Отцы и эти: за что журналист Панюшкин предал папу
Надсадное откровение дошло до меня через третьи руки. Обычно я стараюсь не следить за бурной жизнедеятельностью светлоликих, но друзья обратили внимание: смотри, мол, докатились. И правда, то, что я увидел, не лезло уже ни в какие ворота. За гранью добра и зла. Оставить такое без внимания – всё равно что пройти мимо ударившего старика мерзавца.
Итак, некто Валерий Панюшкин 53 лет, Золотое Перо России, в недавнем прошлом заслуженный работник радиостанции «Эхо Москвы» и телеканала «Дождь», ныне редактор благотворительной структуры «Русфонд», с болью в сердце и слезой во взоре жалуется на своего 82-летнего отца, которого несколько лет назад ещё любил. Жалуется с литературной точки зрения умело, почти безупречно. Небольшой текстик под названием «Разрушение отца» написан выпукло, образно, берёт за живое и держит.
Текст переходит у прогрессивной публики из рук в руки. Публика лавинообразно делится, цитирует. До меня крик души Панюшкина долетел перепостом писателки Линор Горалик, есть такая прогрессивная литераторка и скверная переводчица.
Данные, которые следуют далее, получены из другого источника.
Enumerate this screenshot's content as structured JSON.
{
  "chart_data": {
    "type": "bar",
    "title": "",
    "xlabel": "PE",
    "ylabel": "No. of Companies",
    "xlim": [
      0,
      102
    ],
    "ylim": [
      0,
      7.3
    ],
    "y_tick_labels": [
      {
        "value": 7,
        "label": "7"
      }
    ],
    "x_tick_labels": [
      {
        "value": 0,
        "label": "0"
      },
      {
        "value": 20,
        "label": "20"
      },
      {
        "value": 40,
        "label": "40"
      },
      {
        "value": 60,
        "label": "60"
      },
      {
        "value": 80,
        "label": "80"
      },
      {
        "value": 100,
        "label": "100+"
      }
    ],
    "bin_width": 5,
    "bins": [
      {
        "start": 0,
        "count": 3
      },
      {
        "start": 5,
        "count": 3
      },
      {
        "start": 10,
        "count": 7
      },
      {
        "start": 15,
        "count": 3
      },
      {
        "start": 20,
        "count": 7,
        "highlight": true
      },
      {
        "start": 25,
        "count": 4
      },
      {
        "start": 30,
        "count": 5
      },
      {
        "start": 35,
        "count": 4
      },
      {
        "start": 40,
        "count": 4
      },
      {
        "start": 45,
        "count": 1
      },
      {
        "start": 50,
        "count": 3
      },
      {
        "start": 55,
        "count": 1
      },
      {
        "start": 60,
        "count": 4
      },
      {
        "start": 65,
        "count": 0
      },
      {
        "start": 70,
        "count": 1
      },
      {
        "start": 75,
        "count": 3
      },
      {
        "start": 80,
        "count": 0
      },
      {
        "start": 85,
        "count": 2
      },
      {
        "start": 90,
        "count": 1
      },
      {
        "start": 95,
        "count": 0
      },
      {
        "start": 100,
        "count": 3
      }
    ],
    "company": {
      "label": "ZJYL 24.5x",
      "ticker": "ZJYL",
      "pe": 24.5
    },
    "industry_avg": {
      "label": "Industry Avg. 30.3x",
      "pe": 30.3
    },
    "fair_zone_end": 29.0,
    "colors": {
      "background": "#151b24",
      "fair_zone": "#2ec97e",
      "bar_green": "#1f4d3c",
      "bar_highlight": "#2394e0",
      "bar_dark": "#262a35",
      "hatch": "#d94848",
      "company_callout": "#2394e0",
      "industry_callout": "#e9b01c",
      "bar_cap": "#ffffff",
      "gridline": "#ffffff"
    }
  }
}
Содержание незатейливо, плаксивая упаковка важнее. Итак, у Валерия Панюшкина есть отец, тоже Валерий. Обладатель несчётного числа достоинств, научил младшего Валерия всему. Был добр, благороден, практически идеален. В сыне души не чаял и не чает по сию пору. Старик ещё крепкий, дай бог ему долгих лет и здоровья (это я уже от себя).
Так вот Валерий навсегда перестал быть для сына отцом, когда разделил позицию Кремля по ситуации на Украине. Вчерашний человек, которого так любил его великовозрастный отпрыск, начитался, видите ли, «советских газет», высказал свой взгляд на события и был проклят сыном на веки вечные. Нет у Валерки больше отца.
Сидит теперь Валерка, стенает. От отчества думает отказаться и рассказывает всем, какой мерзавец у него папа и что делает пропаганда с бывшими людьми. Бывшими потому, что старик для него и не человек вовсе, а нежить.
Не пропаганда такими делает русских, считает Валерка, а сами они внутри орки. И лучше бы всем, подводит к выводу Валерка, наложить на себя руки.
Сам мальчик вины за отца с себя не снимает. Он тоже русский, и в нём живёт такой же чужой, как в саге Ридли Скотта. Он тоже непременно наложит на себя руки, клятвенно обещает это сделать. Но сначала ему надо книгу об украинских беженцах написать. Как только напишет, сразу бритвой по горлу и в колодец.
Вот такая история. Комментировать особо нечего. Всего несколько замечаний.
Первое. Давно уже пишу и говорю при каждом удобном случае, что случилось нам жить в эпоху религиозных войн. На той стороне сектанты-пассионарии. Одержимые, бьются в падучей. Пламенные, с маузерами.
Второе. От рассказа «Разрушение отца» пахнуло двадцатыми годами прошлого века, причём сразу двумя жанрами. Один жанр – публичный донос на отца. Павлик Морозов отдыхает, вскрыл истинное лицо вредителя. Спасибо пионеру Валере. Другой жанр – отказ от родителей. Была такая категория объявлений в ранних советских газетах. Да и потом было уже с трибун, в адрес репрессированных.
Третье. Тогда не отрёкшимся что-то грозило. Иногда и жизнью можно было поплатиться, не своей даже, а, скажем, младенца. А сегодня их за язык не тянут. Выплеск идейный. Чтобы не было стыдно перед единомышленниками.
Четвёртое. Психоз-то обостряется. Чувствуете накал? Солнечная активность, наверное. Не дай бог, разгорится у идейно заряженных недоумков окончательно. Бомбы ещё кидать станут.
Пятое. Надо бы как-то поддержать старика. Уберечь от худшего. Может, социального работника деликатно приставить. Волонтёрку посимпатичнее и посмешливее. Отогреть сердце.
А главное – Валерку к нему за километр не подпускать. Мало ли какие у него планы. И у всей его тусовочки.
Точка зрения автора может не совпадать с позицией редакции.